Publications and Research

Document Type


Publication Date

September 2015


Background/Objectives We have demonstrated the presence of Candida cell surface amyloids that are important in aggregation of fungi and adherence to tissue. Fungal amyloid was present in invasive human candidal infections and host serum amyloid P component (SAP) bound to the fungal amyloid. SAP is a protease-resistant glycoprotein that binds avidly to amyloid and interferes with host defence, especially against bacterial pathogens for which neutrophils are important. In this study, we investigated whether biofilm of fungal amyloid and SAP was a feature of other disseminated fungal infections. Methods Tissue specimens from 15 autopsies were systematically evaluated with multiple histochemical stains including thioflavin T and Congo red (dyes that stain amyloid), as well as antibody to SAP. We studied specimens with disseminated aspergillosis, mucormycosis and coccidioidomycosis. The structure of the lesions, host inflammatory cells and the presence of fungal amyloid and SAP were determined. Results The structure of the lesions was characteristic in aspergillosis (‘starburst’) and mucormycosis (closely apposed bundles of hyphae).
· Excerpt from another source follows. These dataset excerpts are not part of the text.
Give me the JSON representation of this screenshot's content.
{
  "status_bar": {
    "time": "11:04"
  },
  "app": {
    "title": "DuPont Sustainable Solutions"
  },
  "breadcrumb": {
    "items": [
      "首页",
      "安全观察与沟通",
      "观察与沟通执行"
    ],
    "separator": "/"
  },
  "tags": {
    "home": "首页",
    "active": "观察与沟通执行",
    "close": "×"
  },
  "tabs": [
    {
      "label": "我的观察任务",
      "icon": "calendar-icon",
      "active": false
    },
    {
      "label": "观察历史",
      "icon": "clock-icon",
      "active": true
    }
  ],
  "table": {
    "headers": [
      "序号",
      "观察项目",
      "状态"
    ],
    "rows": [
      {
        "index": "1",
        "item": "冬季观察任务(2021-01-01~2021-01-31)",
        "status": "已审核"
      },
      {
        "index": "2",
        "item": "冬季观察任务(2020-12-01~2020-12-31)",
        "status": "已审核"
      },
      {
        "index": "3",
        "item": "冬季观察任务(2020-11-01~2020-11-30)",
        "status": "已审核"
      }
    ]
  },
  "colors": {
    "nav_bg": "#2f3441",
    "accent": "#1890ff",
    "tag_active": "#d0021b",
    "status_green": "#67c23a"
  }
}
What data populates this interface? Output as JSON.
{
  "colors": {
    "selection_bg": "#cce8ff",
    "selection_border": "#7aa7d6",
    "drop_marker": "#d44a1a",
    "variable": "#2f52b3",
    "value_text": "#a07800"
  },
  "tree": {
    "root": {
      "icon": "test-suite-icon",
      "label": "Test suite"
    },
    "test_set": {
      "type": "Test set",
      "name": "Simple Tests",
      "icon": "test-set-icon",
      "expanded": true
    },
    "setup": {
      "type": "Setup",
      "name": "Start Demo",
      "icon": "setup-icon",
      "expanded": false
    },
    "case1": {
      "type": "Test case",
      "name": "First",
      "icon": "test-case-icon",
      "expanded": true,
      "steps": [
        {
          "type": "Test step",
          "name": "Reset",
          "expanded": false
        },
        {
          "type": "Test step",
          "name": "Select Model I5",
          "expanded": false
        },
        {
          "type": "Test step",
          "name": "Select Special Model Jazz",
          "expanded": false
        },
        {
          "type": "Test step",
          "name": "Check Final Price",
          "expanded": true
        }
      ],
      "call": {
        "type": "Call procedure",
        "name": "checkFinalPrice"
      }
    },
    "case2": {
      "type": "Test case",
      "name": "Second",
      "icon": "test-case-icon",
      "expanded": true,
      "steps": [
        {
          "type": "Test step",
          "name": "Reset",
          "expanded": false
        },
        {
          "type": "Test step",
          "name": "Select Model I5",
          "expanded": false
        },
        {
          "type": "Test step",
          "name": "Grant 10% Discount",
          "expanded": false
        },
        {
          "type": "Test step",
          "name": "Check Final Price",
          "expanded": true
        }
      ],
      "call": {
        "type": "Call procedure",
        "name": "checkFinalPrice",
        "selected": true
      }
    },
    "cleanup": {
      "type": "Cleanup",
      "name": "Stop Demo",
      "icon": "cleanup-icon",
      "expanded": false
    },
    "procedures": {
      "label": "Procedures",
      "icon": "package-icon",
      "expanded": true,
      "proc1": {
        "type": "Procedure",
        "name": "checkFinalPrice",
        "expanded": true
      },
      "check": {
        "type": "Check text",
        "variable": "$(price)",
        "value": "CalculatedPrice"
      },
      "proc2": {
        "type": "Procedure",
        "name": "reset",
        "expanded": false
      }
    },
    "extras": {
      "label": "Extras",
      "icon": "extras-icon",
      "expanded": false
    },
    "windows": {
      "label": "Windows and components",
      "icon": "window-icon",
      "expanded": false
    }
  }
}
Host inflammatory cells were absent or few in number within these lesions. In Coccidioides lesions, host inflammation was sparse as well. Fungal amyloid was a prominent feature of all lesions along with abundant SAP bound to hyphae and spherules. Fungal amyloid and SAP perhaps contributed to persistence in caseous necrosis lesions. SAP also bound to Aspergillus and Mucorales amyloid in vitro. Conclusions A biofilm including amyloid and SAP is present in invasive fungal infections. This biofilm may dampen host defence leading to the characteristic sparse inflammatory reaction found in these infections.